Congratulations to Associate Professor Patricia Kao, MD, MS, Nephrology, who is a recipient of an AAIM (Alliance for Academic Internal Medicine) Innovation Grant for FY 2018-2019. Dr. Kao is one of ten recipients chosen from a national pool of over 100 applicants.
These AAIM grants support medical education innovations that address unmet needs or gaps in current educational approaches. The grants are funded by an unrestricted educational grant from Aquifer, a non-profit organization known and respected for its health care educational courses.
The focus of Dr. Kao’s project is the Washington University Teaching Physician Pathway (WUTPP) curriculum. The program, developed by Kao, prepares medicine residents with the required knowledge and skills to become inspired clinician educators. The WUTPP is the first structured resident teaching physician pathway here at Washington University.
“In this modern age of medical education innovation and reform, it is crucial to train our young physicians to be future leaders in active learning methodologies, so that they will be competent at engaging learners of all levels,” says Kao, who is also a recipient of the prestigious Carol B. and Jerome T. Loeb Teaching Fellowship.
For her AAIM study, Dr. Kao will compare different assessment tools of resident teaching that measure learner engagement and the activity of the classroom. The tools included in this study are video-based feedback, self- and peer- assessment and feedback using surveys and interviews, and the OPAL tool (Observation Protocol for Active Learning).
OPAL was developed by the Teaching Center and CIRCLE (Center for Integrative Research on Cognition, Learning and Education) at Washington University St. Louis, and has been used extensively in STEM education.
“I am excited to be collaborating with talented educators and researchers from the Teaching Center and CIRCLE for this project,” says Dr. Kao. Her project will be the first time OPAL has been studied in medical education, and it will provide WUTPP residents with an objective form of feedback for their teaching.
In addition to being the current director of WUTPP, now in its second year, Dr. Kao has developed a new Medical Education Fellowship for the Division of Medical Education (Department of Medicine), which will launch in July 2018 with its first fellow. This is a one-to-two year fellowship for medicine residents who have completed their medicine residency training and wish to pursue additional training in medical education scholarship, pedagogy, curriculum design, and leadership.
Dr. Kao is also collaborating with colleagues in nephrology and internal medicine to evaluate WUSM’s curricula in inpatient and ambulatory renal disease for medicine residents and medical students. This is in preparation for longitudinal curriculum reform, the goal of which will be to increase face time between nephrologists and trainees, expose learners to more diverse aspects of nephrology, and hopefully spark interest amongst more residents and students to pursue careers as nephrologists.
In addition to her educational initiatives, Dr.

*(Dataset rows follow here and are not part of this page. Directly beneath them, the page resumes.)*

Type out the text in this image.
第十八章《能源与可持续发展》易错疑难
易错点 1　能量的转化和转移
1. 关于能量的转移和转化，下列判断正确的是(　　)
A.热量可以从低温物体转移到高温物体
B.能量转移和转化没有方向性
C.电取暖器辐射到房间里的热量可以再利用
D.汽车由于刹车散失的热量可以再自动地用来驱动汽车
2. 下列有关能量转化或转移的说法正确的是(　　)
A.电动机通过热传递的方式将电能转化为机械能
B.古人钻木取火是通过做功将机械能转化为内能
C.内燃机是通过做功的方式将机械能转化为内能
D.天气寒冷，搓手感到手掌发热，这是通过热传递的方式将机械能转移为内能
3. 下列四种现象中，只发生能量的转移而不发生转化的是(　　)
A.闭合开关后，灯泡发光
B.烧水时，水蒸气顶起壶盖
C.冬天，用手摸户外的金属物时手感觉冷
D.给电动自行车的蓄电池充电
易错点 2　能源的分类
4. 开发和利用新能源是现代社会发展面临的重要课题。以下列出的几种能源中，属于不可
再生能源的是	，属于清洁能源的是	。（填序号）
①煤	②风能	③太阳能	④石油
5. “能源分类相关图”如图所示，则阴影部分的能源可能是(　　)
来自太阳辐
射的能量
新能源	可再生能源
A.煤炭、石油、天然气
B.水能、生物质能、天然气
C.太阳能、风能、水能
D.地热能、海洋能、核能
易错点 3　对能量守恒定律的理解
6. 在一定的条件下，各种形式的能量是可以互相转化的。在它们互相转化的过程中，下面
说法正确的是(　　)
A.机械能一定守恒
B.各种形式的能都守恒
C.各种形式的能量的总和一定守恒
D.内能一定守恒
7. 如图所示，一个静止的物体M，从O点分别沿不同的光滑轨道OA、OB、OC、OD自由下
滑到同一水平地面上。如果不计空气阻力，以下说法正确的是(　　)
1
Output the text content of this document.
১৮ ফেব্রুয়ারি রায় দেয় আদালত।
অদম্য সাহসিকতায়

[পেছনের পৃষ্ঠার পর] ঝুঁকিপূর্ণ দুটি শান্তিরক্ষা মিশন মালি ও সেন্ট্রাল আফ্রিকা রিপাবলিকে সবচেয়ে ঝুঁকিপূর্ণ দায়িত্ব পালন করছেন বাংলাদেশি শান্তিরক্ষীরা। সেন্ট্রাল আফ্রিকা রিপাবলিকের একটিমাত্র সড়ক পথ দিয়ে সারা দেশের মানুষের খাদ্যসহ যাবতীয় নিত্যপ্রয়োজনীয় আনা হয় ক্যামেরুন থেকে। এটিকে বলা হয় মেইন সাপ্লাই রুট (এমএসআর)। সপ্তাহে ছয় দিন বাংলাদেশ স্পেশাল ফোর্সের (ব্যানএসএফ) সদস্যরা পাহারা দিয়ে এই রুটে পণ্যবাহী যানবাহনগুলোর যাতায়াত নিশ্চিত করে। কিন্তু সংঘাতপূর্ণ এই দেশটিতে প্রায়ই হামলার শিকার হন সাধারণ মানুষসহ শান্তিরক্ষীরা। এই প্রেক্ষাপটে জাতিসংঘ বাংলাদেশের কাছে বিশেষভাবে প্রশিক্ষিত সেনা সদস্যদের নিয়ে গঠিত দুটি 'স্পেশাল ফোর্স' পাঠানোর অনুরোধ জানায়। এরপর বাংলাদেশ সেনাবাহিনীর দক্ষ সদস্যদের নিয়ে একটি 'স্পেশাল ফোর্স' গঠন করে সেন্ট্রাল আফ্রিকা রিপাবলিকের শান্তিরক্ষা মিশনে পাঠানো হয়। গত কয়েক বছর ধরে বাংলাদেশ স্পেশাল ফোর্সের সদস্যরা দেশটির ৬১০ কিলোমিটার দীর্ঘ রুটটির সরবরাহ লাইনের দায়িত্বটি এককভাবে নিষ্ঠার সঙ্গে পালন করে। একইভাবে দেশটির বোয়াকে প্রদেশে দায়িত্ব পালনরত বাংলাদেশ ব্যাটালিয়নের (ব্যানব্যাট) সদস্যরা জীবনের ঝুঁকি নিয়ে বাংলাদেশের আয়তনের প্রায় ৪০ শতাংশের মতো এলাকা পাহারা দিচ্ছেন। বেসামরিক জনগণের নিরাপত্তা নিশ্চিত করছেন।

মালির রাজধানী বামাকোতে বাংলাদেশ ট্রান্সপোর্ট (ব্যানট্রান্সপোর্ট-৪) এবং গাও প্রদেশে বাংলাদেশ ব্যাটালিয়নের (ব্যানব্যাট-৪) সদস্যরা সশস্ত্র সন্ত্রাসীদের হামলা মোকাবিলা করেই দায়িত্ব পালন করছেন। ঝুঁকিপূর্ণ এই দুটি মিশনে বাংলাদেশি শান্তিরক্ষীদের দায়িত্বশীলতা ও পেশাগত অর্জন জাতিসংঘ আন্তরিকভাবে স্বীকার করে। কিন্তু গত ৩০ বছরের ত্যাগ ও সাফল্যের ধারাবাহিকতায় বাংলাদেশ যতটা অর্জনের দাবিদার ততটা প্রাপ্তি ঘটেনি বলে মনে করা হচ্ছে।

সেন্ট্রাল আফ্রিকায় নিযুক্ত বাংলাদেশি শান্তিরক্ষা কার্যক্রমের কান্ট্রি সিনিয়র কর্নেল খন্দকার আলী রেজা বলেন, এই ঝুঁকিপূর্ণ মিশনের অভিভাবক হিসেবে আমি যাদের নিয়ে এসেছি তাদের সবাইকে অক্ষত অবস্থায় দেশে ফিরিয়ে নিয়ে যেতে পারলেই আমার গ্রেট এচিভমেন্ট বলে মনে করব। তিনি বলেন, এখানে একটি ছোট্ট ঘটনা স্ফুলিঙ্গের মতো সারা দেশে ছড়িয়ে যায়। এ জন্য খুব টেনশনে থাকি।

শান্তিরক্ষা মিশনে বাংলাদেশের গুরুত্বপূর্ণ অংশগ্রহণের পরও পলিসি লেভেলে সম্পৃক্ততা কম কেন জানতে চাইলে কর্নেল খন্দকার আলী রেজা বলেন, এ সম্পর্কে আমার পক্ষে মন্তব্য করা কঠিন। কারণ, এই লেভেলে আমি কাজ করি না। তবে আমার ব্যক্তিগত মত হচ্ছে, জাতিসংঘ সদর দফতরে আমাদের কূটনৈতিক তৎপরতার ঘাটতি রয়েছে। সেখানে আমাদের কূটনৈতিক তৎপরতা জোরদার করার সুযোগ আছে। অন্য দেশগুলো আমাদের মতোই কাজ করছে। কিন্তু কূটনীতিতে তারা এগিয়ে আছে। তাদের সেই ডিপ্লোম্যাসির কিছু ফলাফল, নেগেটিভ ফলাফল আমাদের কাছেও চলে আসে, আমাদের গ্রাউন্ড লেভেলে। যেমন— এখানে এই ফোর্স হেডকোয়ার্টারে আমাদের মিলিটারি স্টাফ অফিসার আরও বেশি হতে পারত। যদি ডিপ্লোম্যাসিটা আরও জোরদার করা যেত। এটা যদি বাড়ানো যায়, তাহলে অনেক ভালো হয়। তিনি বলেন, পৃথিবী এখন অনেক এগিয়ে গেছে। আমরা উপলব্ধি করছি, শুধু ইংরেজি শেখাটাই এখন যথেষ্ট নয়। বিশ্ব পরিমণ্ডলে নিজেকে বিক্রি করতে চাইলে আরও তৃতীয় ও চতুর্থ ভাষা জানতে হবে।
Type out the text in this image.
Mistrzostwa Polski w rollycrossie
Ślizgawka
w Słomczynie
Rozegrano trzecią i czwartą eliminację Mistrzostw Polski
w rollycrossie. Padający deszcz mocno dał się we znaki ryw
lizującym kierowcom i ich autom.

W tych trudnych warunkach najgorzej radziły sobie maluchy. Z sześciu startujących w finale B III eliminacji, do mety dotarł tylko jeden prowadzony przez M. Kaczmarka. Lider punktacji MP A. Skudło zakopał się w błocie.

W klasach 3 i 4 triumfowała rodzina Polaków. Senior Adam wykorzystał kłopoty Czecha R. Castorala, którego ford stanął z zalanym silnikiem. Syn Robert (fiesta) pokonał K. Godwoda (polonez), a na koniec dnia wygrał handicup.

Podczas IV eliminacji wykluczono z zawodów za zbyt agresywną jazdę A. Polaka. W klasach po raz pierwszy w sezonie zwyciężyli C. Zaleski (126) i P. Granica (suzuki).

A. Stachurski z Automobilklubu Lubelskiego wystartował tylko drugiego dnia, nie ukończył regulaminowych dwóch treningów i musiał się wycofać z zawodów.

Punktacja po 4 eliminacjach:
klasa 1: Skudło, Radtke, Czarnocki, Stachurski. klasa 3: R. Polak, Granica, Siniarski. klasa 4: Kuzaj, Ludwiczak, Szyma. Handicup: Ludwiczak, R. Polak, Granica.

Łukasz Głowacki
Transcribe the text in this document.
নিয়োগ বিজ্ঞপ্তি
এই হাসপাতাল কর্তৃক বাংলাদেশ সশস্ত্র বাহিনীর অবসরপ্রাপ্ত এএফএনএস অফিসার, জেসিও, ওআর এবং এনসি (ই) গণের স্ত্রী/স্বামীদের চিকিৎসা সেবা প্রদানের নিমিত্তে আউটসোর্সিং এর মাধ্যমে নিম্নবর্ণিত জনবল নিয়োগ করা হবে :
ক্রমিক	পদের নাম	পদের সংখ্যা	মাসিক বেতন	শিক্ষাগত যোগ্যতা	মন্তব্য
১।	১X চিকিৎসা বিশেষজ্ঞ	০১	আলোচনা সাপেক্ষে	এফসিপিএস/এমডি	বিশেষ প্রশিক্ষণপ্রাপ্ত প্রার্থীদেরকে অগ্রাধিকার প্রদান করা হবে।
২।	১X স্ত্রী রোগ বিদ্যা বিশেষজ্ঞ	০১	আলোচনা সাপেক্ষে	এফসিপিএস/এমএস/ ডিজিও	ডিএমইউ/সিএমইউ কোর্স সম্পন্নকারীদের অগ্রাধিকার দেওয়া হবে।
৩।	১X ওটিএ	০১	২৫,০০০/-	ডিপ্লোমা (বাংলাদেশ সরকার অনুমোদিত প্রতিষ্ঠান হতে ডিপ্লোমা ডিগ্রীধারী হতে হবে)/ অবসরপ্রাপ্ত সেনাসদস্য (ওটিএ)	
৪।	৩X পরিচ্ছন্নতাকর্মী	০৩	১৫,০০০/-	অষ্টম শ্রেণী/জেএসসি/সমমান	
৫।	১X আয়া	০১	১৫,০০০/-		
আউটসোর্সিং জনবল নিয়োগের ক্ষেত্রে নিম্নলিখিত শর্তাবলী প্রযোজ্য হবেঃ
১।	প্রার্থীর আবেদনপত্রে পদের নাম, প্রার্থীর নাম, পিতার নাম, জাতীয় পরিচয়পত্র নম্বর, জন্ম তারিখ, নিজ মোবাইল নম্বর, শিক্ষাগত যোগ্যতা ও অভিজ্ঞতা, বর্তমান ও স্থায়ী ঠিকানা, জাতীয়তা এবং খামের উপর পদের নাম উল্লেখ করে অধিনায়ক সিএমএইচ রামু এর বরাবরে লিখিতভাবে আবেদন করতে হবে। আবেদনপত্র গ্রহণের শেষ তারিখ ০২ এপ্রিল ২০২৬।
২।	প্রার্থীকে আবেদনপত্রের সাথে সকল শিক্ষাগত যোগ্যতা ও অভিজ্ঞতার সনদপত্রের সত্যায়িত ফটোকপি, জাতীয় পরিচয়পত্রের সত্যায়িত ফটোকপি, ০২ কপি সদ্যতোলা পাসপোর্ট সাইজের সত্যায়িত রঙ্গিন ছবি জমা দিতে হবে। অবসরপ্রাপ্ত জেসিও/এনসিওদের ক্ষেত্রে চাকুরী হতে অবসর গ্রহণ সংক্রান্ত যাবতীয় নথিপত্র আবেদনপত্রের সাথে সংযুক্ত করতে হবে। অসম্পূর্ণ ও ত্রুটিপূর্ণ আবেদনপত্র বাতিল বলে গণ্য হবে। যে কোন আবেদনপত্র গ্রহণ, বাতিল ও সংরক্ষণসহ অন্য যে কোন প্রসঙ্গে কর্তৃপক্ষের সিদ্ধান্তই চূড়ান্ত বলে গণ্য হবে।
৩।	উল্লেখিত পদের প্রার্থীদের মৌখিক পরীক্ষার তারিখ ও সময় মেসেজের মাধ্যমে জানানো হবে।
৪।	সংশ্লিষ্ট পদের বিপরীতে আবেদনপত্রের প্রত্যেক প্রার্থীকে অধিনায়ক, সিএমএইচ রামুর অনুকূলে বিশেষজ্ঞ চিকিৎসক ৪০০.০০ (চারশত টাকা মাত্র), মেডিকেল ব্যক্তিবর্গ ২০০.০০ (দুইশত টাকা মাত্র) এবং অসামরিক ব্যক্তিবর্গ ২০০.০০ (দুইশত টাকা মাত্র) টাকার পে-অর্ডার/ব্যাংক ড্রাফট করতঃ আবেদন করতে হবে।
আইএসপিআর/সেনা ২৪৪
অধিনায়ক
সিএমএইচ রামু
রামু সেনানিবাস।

Kao is an involved mentor. She mentors 4th year medical students, medicine residents and renal fellows in clinical case development for undergraduate medical school courses in physiology, pharmacology, and pathophysiology, enhancing longitudinal clinical themes throughout the pre-clinical curriculum.
Kao is currently supervising medicine residents as they re-design the curriculum for the Intern Ambulatory Care Rotation, and she serves as a mentor for the Division of Medical Education’s Mentors in Medicine program (MiMs). She is also working with several medicine residents on projects involving near-peer teaching, peer-peer teaching, and inter-professional education in undergraduate and graduate medical education.